Samam.net is the online 4-language Dravidian dictionary (Malayalam, Tamil, Telugu and Kannada). Its content was compiled by the veteran Njattyela Sreedharan (ഞാറ്റ്യേല ശ്രീധരൻ) in a span of 25 years.
SMC is proud to have technically contributed to its digitization efforts. Subin Siby has documented the process in detail in his blog post.
The release event was held at Bangalore International Convention Centre, co-hosted by Indic Digital Archive Foundation and the Karnataka Chapter of Malayalam Mission. During the event, the integration of E. K. Kurup's English-Malayalam Thesaurus to Olam was announced.
Many active members of SMC including Subin Siby, Akshay S Dinesh, Joice Joseph, Santhosh Thottingal, Hiran Venugopalan and Manoj Karingamadathil participated in the event.
Malayalam Text Corpus
SMC's Malayalam corpus is getting expanded. Text corpus from Sayahna books, Deshabhimani, Sarvavijnanakosam were recently added. All these new content sources are creative commons licensed. Content is semi-automatically cleaned for common mistakes and normalized.
Mozilla Foundation's latest release of common voice 17.0 is now available on Huggingface hub. It has a total of 11 hours of Malayalam speech by 134 speakers. Of these 4 hours of speech is validated manually for correctness.
Metapost Sandbox
The metapost sandbox by Santhosh Thottingal allows you to experiment with designing letters using metapost.
It latest release has many new features. You can now login using github, save the fork, fork somebody's work and list all your works as in this example.

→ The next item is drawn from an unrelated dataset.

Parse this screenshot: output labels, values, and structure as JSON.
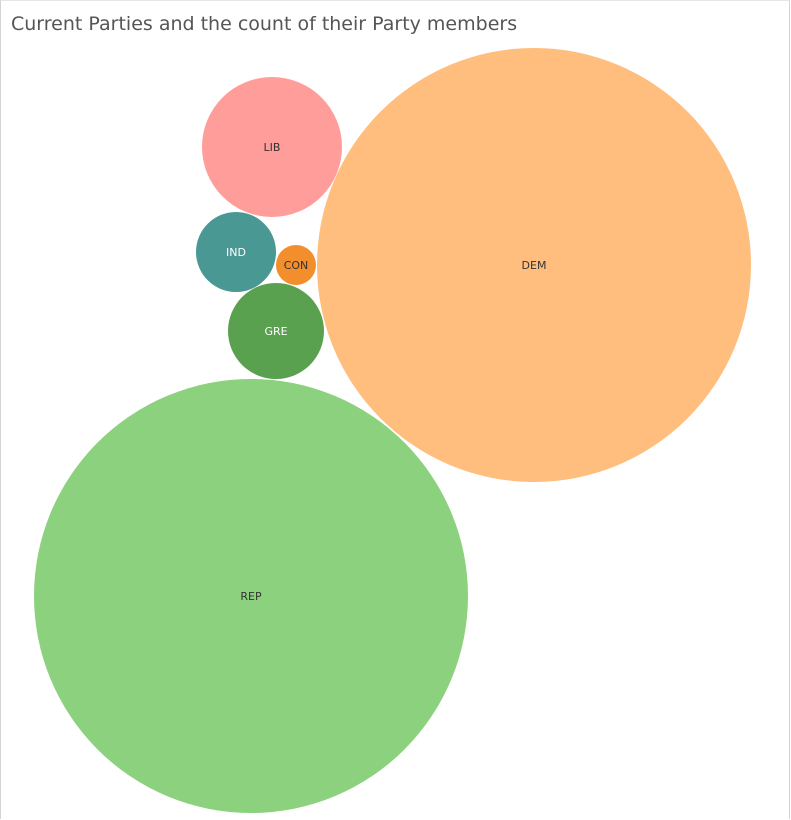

Open Data Kerala team built a demo website to illustrate the power of open data and free software based language computing tools by building an easy search engine interface for the Encyclopedic content maintained by Kerala State Institute of Encyclopaedic Publications. This includes transliteration search, fuzzy matching and similar useful features.
Kavya Manohar presented a talk on "How Computers Understand Languages?". It was an introductory Natural language Processing talk to the school childeren who are members of SNV Library Peringammala, Thiruvanathapuram on 28th April, 2024.
Kurian Benoy, in his paper reading session on the Vistaar paper by AI4Bharat team, briefly mentioned about the issues of Whisper Text Normalizer and the work done by Kavya Manohar & himself to identify and rectify issues in Whisper Text Normalizer.
A shared task to finetune Machine Translation systems for Indic languages is being hosted as part of Ninth Conference on Machine Translation (WMT24).
Manoj Karingamadathil presented a talk on the "Novel trends and possibilities in the field of Online encyclopedia" at the Kerala Encyclopedic institute.
Zendalona is participating in GSoC this year and 4 new contributors will be working on 4 projects related to FOSS accessibility solutions for visually impaired. Read the program page for more details. Akshay S Dinesh is one of the mentors.
Malayalam Wikipedia is hosting an Editathon in connection with the 2024 Indian General Election during April 15 - June 15 2024.